Made in Fvg

[disclaimer/ post rigorosamente localista, forse criptico, certamente lungo. Astenersi perditempo.]

C’è fermento nel Pdl più a nord-est che la penisola conosca. Il Friuli Venezia Giulia è stato da sempre un piccolo laboratorio politico dove testare alchimie. Lo è stato per la Casa delle Libertà riunificata qui per la prima volta dopo lo strappo leghista del 1994 e lo è stato per Riccardo Illy, fulgido esempio di quel civismo di sinistra capace per qualche anno di stregare l’Italia. Illy, Ceccotti, Bolzonello hanno rappresentato sintesi prima impensabili, tanto a queste latitudini che all’ombra dei palazzi romani. Poi Berlusconi ha rovesciato il tavolo, ha vinto le elezioni spazzando via qualsiasi cosa e l’onda lunga del Cavaliere si è portata via Illy, i listini del Presidente, il brand prestato alla politica e tutto il resto.

La storia si ripete, non sempre uguale, magari simile. Così, con il Pdl nazionale in piena crisi di identità, quassù si sperimenta, si scompone per ricomporre, si provoca. Lo fanno in primis Massimo Blasoni, Blasoni, Roberto Novelli e Paolo Santin,  i tre ragazzi della “Leopoldina” friulana: affittano un cinema, mettono lì tre temi (territorio, legge elettorale, partito rinnovato) e chiamano la gente a parlare. Tre minuti a testa e via, per provare a ripartire.

Anche Luca Ciriani, in quel di Pordenone, cerca di agganciare il treno del cambiamento e lancia il suo “Pdl della gente”. Un po’ meno innovativo dei leopoldini, nei temi e nei metodi, ma il senso dovrebbe essere più o meno lo stesso.

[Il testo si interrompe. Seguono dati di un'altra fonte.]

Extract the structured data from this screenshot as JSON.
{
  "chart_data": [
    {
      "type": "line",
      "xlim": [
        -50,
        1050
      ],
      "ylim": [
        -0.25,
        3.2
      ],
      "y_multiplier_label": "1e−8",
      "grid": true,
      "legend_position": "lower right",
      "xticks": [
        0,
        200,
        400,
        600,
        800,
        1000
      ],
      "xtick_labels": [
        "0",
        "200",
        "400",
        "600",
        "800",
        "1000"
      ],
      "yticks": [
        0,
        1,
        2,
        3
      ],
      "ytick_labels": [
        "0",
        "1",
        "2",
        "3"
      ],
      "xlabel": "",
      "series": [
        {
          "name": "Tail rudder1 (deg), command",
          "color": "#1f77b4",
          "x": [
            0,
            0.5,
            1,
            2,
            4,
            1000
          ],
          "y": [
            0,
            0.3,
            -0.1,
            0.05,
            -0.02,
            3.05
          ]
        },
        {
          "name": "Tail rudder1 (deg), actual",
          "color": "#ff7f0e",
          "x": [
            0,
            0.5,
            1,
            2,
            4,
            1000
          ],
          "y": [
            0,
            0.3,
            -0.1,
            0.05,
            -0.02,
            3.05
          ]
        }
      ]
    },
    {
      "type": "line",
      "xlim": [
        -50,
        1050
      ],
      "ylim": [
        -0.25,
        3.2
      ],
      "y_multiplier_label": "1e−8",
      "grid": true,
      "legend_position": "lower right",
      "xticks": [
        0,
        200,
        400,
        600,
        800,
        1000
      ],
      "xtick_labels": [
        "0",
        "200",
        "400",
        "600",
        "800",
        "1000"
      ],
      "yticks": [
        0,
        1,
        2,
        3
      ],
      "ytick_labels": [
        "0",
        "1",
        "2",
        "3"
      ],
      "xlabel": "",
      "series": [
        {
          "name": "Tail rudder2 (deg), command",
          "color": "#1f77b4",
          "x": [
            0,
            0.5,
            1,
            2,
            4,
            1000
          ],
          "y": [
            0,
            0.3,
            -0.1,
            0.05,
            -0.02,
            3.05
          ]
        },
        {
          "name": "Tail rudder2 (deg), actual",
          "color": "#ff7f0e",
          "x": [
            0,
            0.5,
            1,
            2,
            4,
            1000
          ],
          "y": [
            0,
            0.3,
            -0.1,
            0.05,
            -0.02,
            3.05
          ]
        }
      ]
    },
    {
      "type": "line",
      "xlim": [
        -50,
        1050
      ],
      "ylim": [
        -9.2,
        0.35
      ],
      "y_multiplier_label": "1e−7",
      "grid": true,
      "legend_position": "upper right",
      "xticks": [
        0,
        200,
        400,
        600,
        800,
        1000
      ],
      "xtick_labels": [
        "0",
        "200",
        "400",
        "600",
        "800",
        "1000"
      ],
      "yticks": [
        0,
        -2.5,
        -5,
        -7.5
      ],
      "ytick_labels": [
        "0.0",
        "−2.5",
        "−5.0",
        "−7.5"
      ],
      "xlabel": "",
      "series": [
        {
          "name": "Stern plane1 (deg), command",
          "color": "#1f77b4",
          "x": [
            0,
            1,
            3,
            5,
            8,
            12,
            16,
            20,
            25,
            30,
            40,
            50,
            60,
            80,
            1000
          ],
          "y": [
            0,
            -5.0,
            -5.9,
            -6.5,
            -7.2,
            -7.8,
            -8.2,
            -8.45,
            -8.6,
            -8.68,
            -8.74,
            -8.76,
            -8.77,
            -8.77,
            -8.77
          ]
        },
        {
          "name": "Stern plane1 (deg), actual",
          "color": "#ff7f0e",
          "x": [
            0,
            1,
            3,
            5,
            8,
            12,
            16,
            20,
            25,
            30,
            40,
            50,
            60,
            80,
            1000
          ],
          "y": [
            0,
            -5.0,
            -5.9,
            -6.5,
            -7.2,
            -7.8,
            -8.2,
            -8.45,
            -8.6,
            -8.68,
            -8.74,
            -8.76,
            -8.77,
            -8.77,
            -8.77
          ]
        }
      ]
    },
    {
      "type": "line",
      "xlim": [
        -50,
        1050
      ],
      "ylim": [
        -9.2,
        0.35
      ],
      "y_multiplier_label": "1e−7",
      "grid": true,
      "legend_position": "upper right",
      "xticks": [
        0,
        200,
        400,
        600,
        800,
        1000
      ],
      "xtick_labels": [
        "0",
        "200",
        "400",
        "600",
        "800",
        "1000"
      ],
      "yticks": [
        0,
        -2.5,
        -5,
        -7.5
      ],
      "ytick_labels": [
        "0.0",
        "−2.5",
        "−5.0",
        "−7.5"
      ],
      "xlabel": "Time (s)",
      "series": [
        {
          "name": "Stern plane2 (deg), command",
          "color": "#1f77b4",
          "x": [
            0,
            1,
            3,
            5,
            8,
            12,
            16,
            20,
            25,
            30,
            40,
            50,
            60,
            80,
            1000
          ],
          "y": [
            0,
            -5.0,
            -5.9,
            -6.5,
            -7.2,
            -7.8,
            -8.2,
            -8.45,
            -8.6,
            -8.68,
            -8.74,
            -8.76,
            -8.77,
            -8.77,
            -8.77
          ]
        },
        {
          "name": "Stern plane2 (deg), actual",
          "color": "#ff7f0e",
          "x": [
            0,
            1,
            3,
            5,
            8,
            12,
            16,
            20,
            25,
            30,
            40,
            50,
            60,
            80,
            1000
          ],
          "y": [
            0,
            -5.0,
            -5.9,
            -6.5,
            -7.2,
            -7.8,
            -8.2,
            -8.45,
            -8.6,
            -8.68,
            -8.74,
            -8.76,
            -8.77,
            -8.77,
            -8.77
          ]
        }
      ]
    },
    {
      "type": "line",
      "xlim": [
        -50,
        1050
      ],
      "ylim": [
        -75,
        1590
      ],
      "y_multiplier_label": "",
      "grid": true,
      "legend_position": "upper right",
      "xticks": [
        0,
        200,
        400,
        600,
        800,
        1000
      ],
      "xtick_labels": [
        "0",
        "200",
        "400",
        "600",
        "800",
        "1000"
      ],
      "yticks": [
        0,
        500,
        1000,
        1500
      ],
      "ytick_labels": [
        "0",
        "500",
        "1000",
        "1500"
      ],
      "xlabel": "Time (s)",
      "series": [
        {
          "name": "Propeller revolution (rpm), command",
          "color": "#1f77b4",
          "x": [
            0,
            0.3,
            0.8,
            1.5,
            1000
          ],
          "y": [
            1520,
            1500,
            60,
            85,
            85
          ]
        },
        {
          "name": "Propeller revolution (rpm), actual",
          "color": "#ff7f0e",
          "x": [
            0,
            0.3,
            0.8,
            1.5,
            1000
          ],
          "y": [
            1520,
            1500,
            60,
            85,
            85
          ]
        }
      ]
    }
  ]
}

E’ un bel vedere, dopo anni di caos calmo e di scarsissima elaborazione politica. In Italia il Pdl ha un milione di tesserati, un bacino potenziale di 17-18 milioni di elettori e praticamente nessuno che faccia una proposta politica oltre il mantra classico del “speriamo che Berlusconi ci faccia vincere”. Se parte da qui, da Udine e Pordenone, sarà comunque molto positivo.

Nel merito, però, alcune cose vanno dette. Così com’è il Pdl non funziona. E non fatela diventare una cosa di Tizio contro Caio e a favore di Sempronio. Non funziona perché è in debito di ossigeno che in politica significa essere in debito di idee. Prendiamo il Friuli Venezia Giulia, tanto per rimanere in casa. Quali dovrebbero essere le quattro-cinque cose che contano per un partito come il nostro, quelle a cui non poter rinunciare? Io dico: merito, vocazione maggioritaria, sussidiarietà, fiducia nell’individuo, trasparenza.

Dovremmo essere il partito della Glasnost’ regionale (per la Perestrojka sono disposto ad attendere ancora un po’) e invece molto spesso ci siamo ritrovati impantanati nel politicismo che a parole condanniamo.  Abbiamo vinto una campagna elettorale promettendo meno assessori esterni (un classico dell’era Illy). Ne abbiamo nominati sette su dieci, finendo per determinare un effetto distorsivo nella rappresentanza per cui la nostra Regione ha oggi 67 consiglieri regionali e una testimonianza dei territori non sempre coerente.

Siamo partiti (giustamente) lancia in resta su debito pubblico e semplificazione della governance della macchina regionale. Poi ci siamo fermati, non portando a sistema le riforme e provando l’ultimo strappo con il discorso di fine estate di Renzo Tondo. La strada segnata dal Presidente è quella giusta, in linea con le avanguardie di questa regione e con le aspettative dei nostri elettori. Saranno in grado i partiti di sostenerla? C’è ancora un centrodestra capace di interpretare il coraggio delle riforme senza retropensieri di sorta?

Sono tutte risposte che vanno date in tempi rapidi, perché il 2013 è dietro l’angolo e i sintomi di fine legislatura si vedono tutti. Non possiamo permetterci, come accaduto in passato, di trasformare l’ultimo scorcio del quinquennio nel periodo in cui si elargiscono mance e si accordano privilegi a pezzi più o meno rilevanti del corpo elettorale. Non possiamo essere – e va detto senza furori personali contro qualcuno eppure con la dovuta schiettezza – quelli che si trovano a difendere il raddoppio di poltrone solo perché ci sono promesse che vanno onorate o alcune scelte sciagurate degli alleati solo perché o così o si va a casa.

Ci sono cose che non portano voti ma che vanno fatte. Nella convinzione che chi fa politica è chiamato a perseguire il giusto più dell’utile.  Spesso questi due aspetti non coincidono ed è qui che si vedono i grandi partiti.